On Mon, 20 Mar 2006, Lance A. Brown wrote:

We've had an abnormally dry winter....

OK we get dry air from the high pressure system over Canada in winter. Winters are normally dry. but it would be the same inside if it rained all the time in winter here (except for wet clothes drying). The real problem is taking cold air from the outside (which doesn't hold a lot of water) and bringing it inside and warming it. Whether the outside air was saturated (raining) or dry (clear blue sky) doesn't matter a whole lot since there is so little water in the cold air.

I couldn't find any graphs of saturated water vapor pressure in the range 0-30C on the web. Instead look at the wet-bulb depression (which is related to vapor pressure)

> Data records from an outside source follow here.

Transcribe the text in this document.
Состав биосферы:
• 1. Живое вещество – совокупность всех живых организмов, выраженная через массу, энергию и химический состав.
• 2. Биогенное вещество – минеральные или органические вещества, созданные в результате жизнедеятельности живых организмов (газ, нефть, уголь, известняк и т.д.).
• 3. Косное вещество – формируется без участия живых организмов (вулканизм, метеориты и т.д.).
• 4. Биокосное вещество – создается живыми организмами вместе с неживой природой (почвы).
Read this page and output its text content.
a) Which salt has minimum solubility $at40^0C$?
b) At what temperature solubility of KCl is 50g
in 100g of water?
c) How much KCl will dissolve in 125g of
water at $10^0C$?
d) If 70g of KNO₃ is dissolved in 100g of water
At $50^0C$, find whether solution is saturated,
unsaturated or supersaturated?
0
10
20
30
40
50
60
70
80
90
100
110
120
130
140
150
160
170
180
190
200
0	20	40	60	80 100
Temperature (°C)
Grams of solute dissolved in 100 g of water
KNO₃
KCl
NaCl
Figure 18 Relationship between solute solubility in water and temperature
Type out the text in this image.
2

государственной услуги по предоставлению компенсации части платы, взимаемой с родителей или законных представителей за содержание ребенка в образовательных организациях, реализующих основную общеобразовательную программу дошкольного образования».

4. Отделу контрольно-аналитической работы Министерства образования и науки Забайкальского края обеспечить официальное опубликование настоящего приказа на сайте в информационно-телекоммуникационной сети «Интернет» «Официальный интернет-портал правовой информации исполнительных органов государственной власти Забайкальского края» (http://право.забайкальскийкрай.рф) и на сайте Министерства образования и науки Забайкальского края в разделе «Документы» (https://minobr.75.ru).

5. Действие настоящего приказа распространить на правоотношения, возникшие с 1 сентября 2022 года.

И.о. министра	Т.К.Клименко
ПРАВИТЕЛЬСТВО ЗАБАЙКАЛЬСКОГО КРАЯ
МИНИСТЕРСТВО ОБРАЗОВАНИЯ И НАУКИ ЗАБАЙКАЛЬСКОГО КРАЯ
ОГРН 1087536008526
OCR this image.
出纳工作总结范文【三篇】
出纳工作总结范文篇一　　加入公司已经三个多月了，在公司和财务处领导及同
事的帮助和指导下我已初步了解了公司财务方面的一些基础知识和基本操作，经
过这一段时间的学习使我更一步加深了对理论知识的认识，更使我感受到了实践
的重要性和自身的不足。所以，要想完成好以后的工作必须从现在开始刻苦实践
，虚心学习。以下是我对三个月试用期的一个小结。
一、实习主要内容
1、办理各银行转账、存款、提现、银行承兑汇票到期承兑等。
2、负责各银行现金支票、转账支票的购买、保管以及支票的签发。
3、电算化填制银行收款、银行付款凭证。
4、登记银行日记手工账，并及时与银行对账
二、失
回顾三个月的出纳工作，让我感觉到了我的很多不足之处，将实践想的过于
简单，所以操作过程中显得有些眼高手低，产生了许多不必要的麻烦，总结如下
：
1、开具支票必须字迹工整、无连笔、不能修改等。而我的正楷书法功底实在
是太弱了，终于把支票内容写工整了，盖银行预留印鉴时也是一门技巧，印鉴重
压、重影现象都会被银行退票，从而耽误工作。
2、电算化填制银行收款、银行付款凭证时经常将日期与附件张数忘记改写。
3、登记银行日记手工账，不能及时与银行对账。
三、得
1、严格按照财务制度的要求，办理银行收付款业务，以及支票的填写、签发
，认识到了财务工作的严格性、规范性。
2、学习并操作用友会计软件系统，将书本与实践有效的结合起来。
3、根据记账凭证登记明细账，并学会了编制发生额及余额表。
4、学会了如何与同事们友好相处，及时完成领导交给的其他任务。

http://www.novalynx.com/reference-rh-table.html

Take saturated air at 50degF (10deg C left side) warm the air 10degC (to 70F), by going across the table, and you have humidity of <10%. If the air had been dry initially, say at 30% humidity, then you would only have to warm the air 8degC (to say 65degF) to get the same low humidity.

(anything below 40% is regarded as dry)

If instead you brought in air saturated at 15deg C (say 60deg F), (rather that at 10degC) and warmed it 5degC (say to 70deg) then the humidity would be 50% rather than <10%.

Air outside at temperatures less than 50degF are going to be bone dry once it's brought inside and warmed to anything we're likely to be sitting around in.

The main determining factor for humidity inside a building in winter is the temperature of the air you're bringing in not whether it was dry or wet to start.